“And wherefore should’st thou, my child Mercy? And why would’st thou go break thy poor mother’s heart, because the young lady will put herself into danger? I trow it is none of thy blame; and would’st thou leave us desolate in our old age, all for the sake of Mistress Edith? Ah! Mercy! Mercy!”
“But mother, there will be no danger. Please you, Mistress Edith to tell my mother, how you have promised to Master Field to have care and caution; and there will be no peril; I am sure there will not, mother. I do not fear.”
“Hush! Mercy,” said Edith, gently; “you must not go, be there danger, or be there none. I desire not to peril your daughter, Dame Rogers. I pray you believe me so.”
Dame Rogers’s heart smote her. “I would go with thee myself, Mistress Edith, but indeed I am frighted; and I would do thee more harm than good, truly, for I am but a weak body; and Mercy—I have but one, Mistress Edith—none but she! and the two of ye, girls that might be dealing with gentler matters than this life and death. Ah! Mistress Edith!”
“Do not fear, dame,” said Edith; “Mercy must not go with me. I will peril no life but my own.”
But therewith the timid and tender-hearted Dame Rogers, burst into a flood of tears, bewailing feebly the danger into which the young lady was about to thrust herself, in the midst of which Edith withdrew, eager to begin her labor, and adding to the good dame’s tears and remonstrances, her own injunction to Mercy, not to follow her.

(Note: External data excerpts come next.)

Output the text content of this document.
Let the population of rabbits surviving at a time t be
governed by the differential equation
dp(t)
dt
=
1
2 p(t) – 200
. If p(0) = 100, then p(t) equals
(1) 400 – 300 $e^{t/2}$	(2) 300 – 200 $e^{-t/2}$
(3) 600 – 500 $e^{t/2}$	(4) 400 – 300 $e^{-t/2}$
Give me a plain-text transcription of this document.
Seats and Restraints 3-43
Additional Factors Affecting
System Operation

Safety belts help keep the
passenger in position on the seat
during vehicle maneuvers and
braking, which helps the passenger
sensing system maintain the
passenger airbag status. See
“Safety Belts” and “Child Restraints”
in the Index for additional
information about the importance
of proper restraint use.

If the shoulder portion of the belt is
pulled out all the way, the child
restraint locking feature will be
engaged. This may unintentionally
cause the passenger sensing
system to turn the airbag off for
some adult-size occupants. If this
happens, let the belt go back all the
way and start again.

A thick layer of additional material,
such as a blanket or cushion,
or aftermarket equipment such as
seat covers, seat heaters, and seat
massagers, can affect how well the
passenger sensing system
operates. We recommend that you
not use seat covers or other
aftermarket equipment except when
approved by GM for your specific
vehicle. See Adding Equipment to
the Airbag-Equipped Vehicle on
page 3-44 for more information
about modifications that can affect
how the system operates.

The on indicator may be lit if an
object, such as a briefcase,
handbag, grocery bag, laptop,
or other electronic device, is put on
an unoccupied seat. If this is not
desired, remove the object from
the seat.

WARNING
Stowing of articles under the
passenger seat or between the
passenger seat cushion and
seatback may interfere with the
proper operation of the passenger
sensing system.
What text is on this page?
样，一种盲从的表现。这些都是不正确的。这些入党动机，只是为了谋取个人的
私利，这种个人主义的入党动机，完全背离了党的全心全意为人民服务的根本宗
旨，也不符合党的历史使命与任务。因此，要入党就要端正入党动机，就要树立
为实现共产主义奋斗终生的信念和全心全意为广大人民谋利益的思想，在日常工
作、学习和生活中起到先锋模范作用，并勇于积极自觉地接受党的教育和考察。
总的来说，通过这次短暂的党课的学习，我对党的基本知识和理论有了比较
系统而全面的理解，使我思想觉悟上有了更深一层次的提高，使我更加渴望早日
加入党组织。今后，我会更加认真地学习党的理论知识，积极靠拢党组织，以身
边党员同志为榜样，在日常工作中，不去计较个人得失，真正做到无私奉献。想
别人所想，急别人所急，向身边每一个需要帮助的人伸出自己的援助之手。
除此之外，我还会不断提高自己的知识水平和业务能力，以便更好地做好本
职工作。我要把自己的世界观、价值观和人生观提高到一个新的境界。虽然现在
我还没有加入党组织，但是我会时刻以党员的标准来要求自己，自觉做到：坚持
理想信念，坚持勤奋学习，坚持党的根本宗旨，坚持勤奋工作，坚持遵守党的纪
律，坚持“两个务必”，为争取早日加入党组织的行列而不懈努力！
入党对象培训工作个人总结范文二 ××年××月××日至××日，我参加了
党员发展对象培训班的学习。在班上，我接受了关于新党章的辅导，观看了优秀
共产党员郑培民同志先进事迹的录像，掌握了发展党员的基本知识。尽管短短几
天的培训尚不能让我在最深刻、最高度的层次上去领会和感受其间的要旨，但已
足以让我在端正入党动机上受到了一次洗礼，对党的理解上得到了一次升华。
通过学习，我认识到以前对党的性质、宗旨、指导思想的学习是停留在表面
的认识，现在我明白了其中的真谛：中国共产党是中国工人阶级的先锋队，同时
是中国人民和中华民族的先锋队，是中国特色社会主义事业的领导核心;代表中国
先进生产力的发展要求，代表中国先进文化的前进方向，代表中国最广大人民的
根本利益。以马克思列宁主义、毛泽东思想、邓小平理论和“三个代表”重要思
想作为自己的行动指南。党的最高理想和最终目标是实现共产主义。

The ribbon-weavers, were a full mile away, nearer the bounds of the stricken city. Edith had a general knowledge of all her father’s parishioners, though the two years which she had spent in Cumberland had made her less familiar with them individually; but Ralph Tennison, a man more intelligent than his class generally were in those days, had always been a favorite with Master Field. Looking through the open doors of those cottages, as they stood on the margin of the hot and dusty high-road, she could see the painful marks of listless indolence within. In one of the little gardens, indeed, Ralph Tennison, the stouter-hearted of the three, was gravely at work, tending some simple flowers, now that there was nothing else to tend; but within, unshaven, unwashed, and slovenly, she saw the other men. One was lounging over the fire, hot June morrow as it was, in the busy housewife’s way as she went about preparing their homely meal; while the other, leaning upon the window-frame, was poring over one of those uncouth broadsheets, threatening unheard-of calamities to the city and nation, which had so considerable a part in exciting the fears of the common people of London. Edith could hear the rising of a quarrel as she approached,
“For goodness sake, I tell thee, Lennard,” cried the irritated house-mother, as for the third or fourth time she had nearly fallen over her husband’s lazy length of limb, “take thy long body somewhere else, and be not always in the gate! What good canst thou do, gazing into the pot with thy hungry eyes? Thou won’t keep it long boiling, I trow; for where thou’s to get another meal I wot not. God help us!”
“I believe thou wouldst rather I went out into the streets and died, than trouble thee,” said the husband bitterly.
“Hear him, hear him!” cried the injured wife; “an’ he thought not so of me, wherefore should he fancy that I could have such an evil thought of him?”